= Nëna e Diellit =

Nëna e Diellit ("the Mother of the Sun" or "the Sun's Mother") is a mother goddess in Albanian folk beliefs, the mother of Dielli ("the Sun"). A sacred ritual called "the funeral of the Sun's Mother" was very widespread in southeastern Albania until the 20th century. She has been described by scholars as a heaven goddess and a goddess of agriculture, livestock, and earth fertility, as suggested by the sacred ritual dedicated to her. Nëna e Diellit also features as a deity in Albanian folk tales. Nëna e Diellit represents a manifestation of the personification of the Sun in Albanian mythology.

== Ritual ==
A sacred ritual called "funeral of the Sun's Mother" consisted in burying a female figure that probably personified a seasonal phase of the mother goddess. Occurring at the end of May, it was the last festival of the spring cycle, coinciding with the feast of Pentecost (Rusica). It was very widespread in southeastern Albania until the 20th century. During the custom the girls and young women gathered flowers, danced and sang, celebrating together with meals. After lunch or at the end of the day, they made a clay doll that they called Sun's Mother (Nëna e Diellit), put it on a tile and went outside the village to bury the female figure. It was performed in silence and with all the appropriate seriousness of the death ceremony. The girls and young women mourned the mother goddess, pronouncing the typical verses Nënë moj nënë, kuku / erdhi dielli e s'të gjeti "Mother oh Mother, Alas, / the Sun came and didn't find you".

== Folk tales ==
Nëna e Diellit features as a deity in several Albanian folk tales.

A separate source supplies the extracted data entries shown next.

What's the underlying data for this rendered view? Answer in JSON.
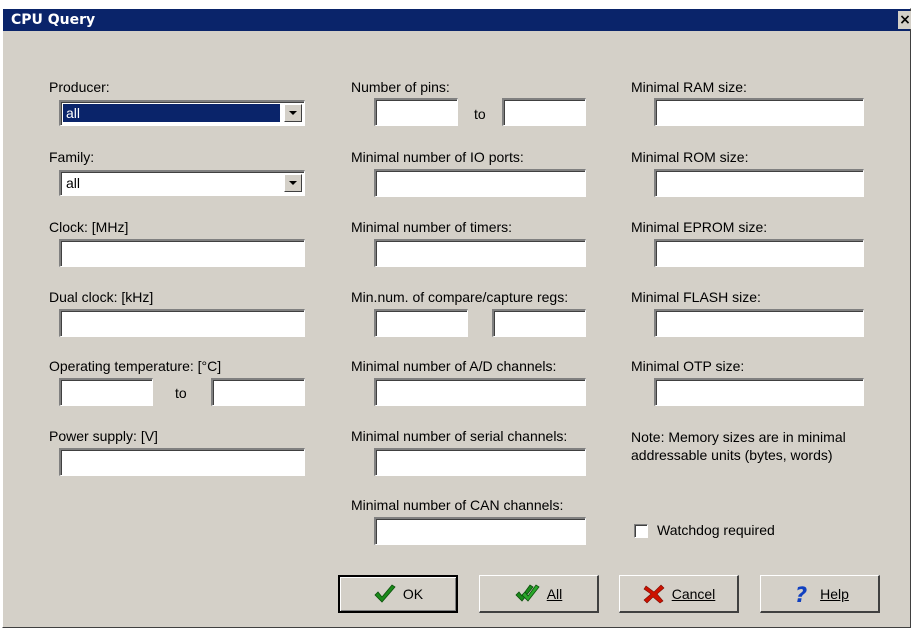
{
  "window": {
    "title": "CPU Query",
    "close_glyph": "×"
  },
  "col1": {
    "producer_label": "Producer:",
    "producer_value": "all",
    "family_label": "Family:",
    "family_value": "all",
    "clock_label": "Clock: [MHz]",
    "clock_value": "",
    "dual_clock_label": "Dual clock: [kHz]",
    "dual_clock_value": "",
    "temp_label": "Operating temperature: [°C]",
    "temp_from": "",
    "temp_to_label": "to",
    "temp_to": "",
    "power_label": "Power supply: [V]",
    "power_value": ""
  },
  "col2": {
    "pins_label": "Number of pins:",
    "pins_from": "",
    "pins_to_label": "to",
    "pins_to": "",
    "io_label": "Minimal number of IO ports:",
    "io_value": "",
    "timers_label": "Minimal number of timers:",
    "timers_value": "",
    "compare_label": "Min.num. of compare/capture regs:",
    "compare_value1": "",
    "compare_value2": "",
    "ad_label": "Minimal number of A/D channels:",
    "ad_value": "",
    "serial_label": "Minimal number of serial channels:",
    "serial_value": "",
    "can_label": "Minimal number of CAN channels:",
    "can_value": ""
  },
  "col3": {
    "ram_label": "Minimal RAM size:",
    "ram_value": "",
    "rom_label": "Minimal ROM size:",
    "rom_value": "",
    "eprom_label": "Minimal EPROM size:",
    "eprom_value": "",
    "flash_label": "Minimal FLASH size:",
    "flash_value": "",
    "otp_label": "Minimal OTP size:",
    "otp_value": "",
    "note_line1": "Note: Memory sizes are in minimal",
    "note_line2": "addressable units (bytes, words)",
    "watchdog_label": "Watchdog required",
    "watchdog_checked": false
  },
  "buttons": {
    "ok_label": "OK",
    "all_label": "All",
    "cancel_label": "Cancel",
    "help_label": "Help"
  },
  "colors": {
    "title_bar": "#0a246a",
    "face": "#d4d0c8",
    "ok_icon": "#1a8a1a",
    "cancel_icon": "#cc1100",
    "help_icon": "#1040c0"
  },
  "icons": {
    "ok": "checkmark-icon",
    "all": "double-checkmark-icon",
    "cancel": "red-x-icon",
    "help": "question-mark-icon"
  }
}
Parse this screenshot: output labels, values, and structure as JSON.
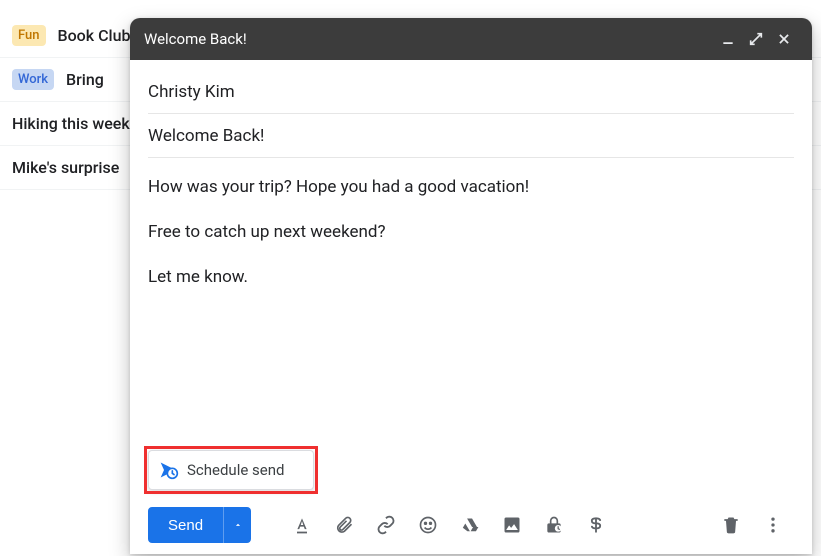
{
  "inbox": {
    "rows": [
      {
        "tag": "Fun",
        "tag_class": "tag-fun",
        "subject": "Book Club"
      },
      {
        "tag": "Work",
        "tag_class": "tag-work",
        "subject": "Bring"
      },
      {
        "tag": "",
        "tag_class": "",
        "subject": "Hiking this weekend"
      },
      {
        "tag": "",
        "tag_class": "",
        "subject": "Mike's surprise"
      }
    ]
  },
  "compose": {
    "title": "Welcome Back!",
    "to": "Christy Kim",
    "subject": "Welcome Back!",
    "body": [
      "How was your trip? Hope you had a good vacation!",
      "Free to catch up next weekend?",
      "Let me know."
    ],
    "schedule_label": "Schedule send",
    "send_label": "Send"
  }
}
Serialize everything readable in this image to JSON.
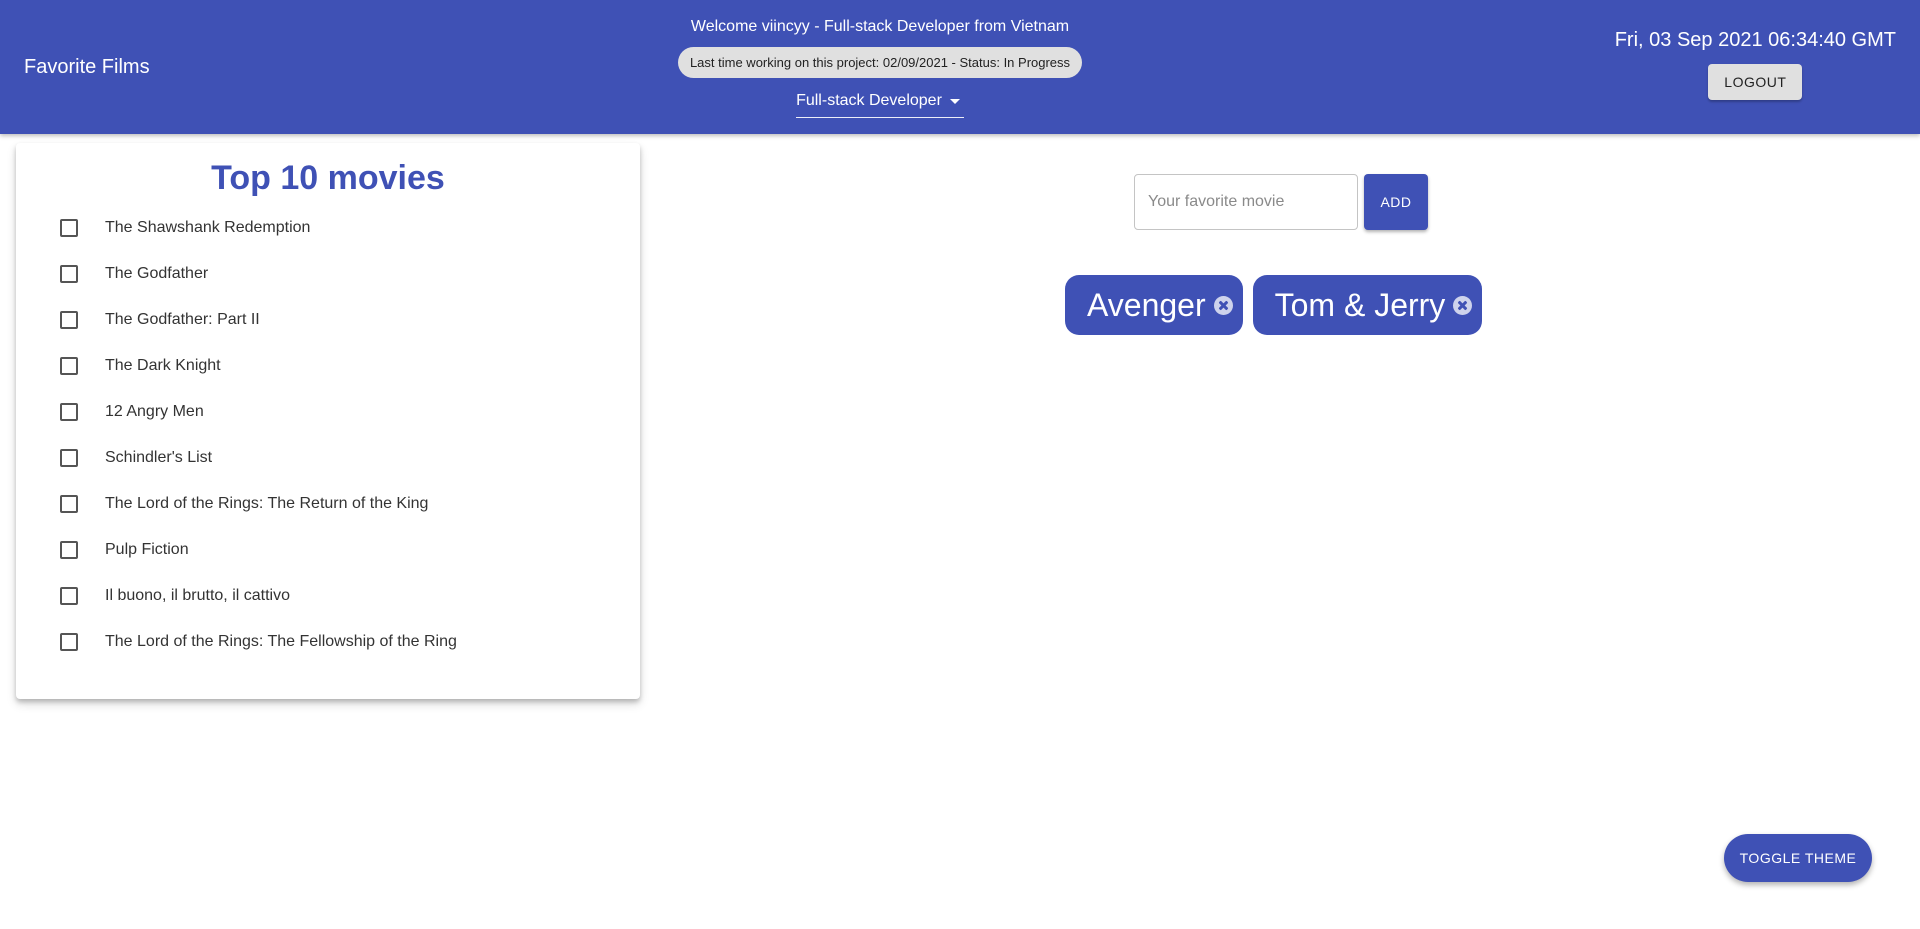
{
  "header": {
    "title": "Favorite Films",
    "welcome": "Welcome viincyy - Full-stack Developer from Vietnam",
    "status": "Last time working on this project: 02/09/2021 - Status: In Progress",
    "role": "Full-stack Developer",
    "datetime": "Fri, 03 Sep 2021 06:34:40 GMT",
    "logout_label": "LOGOUT"
  },
  "top_movies": {
    "title": "Top 10 movies",
    "items": [
      {
        "label": "The Shawshank Redemption",
        "checked": false
      },
      {
        "label": "The Godfather",
        "checked": false
      },
      {
        "label": "The Godfather: Part II",
        "checked": false
      },
      {
        "label": "The Dark Knight",
        "checked": false
      },
      {
        "label": "12 Angry Men",
        "checked": false
      },
      {
        "label": "Schindler's List",
        "checked": false
      },
      {
        "label": "The Lord of the Rings: The Return of the King",
        "checked": false
      },
      {
        "label": "Pulp Fiction",
        "checked": false
      },
      {
        "label": "Il buono, il brutto, il cattivo",
        "checked": false
      },
      {
        "label": "The Lord of the Rings: The Fellowship of the Ring",
        "checked": false
      }
    ]
  },
  "add_form": {
    "placeholder": "Your favorite movie",
    "value": "",
    "add_label": "ADD"
  },
  "favorites": [
    {
      "label": "Avenger",
      "delete_icon": "cancel-icon"
    },
    {
      "label": "Tom & Jerry",
      "delete_icon": "cancel-icon"
    }
  ],
  "toggle_theme_label": "TOGGLE THEME",
  "colors": {
    "primary": "#3f51b5",
    "chip_gray": "#e0e0e0"
  }
}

One of them has been collected by Albanologist Maximilian Lambertz and published under the title "Bei der Sonnenmutter" ["At the Sun's Mother"] in the collection Die geflügelte Schwester und die Dunklen der Erde: Albanische Volksmärchen [The Winged Sister and the Dark Ones of the Earth: Albanian Folk Tales]. Another has been collected by Albanologist Robert Elsie and published under the title "The Snake and the King's Daughter" in the collection Albanian Folktales and Legends.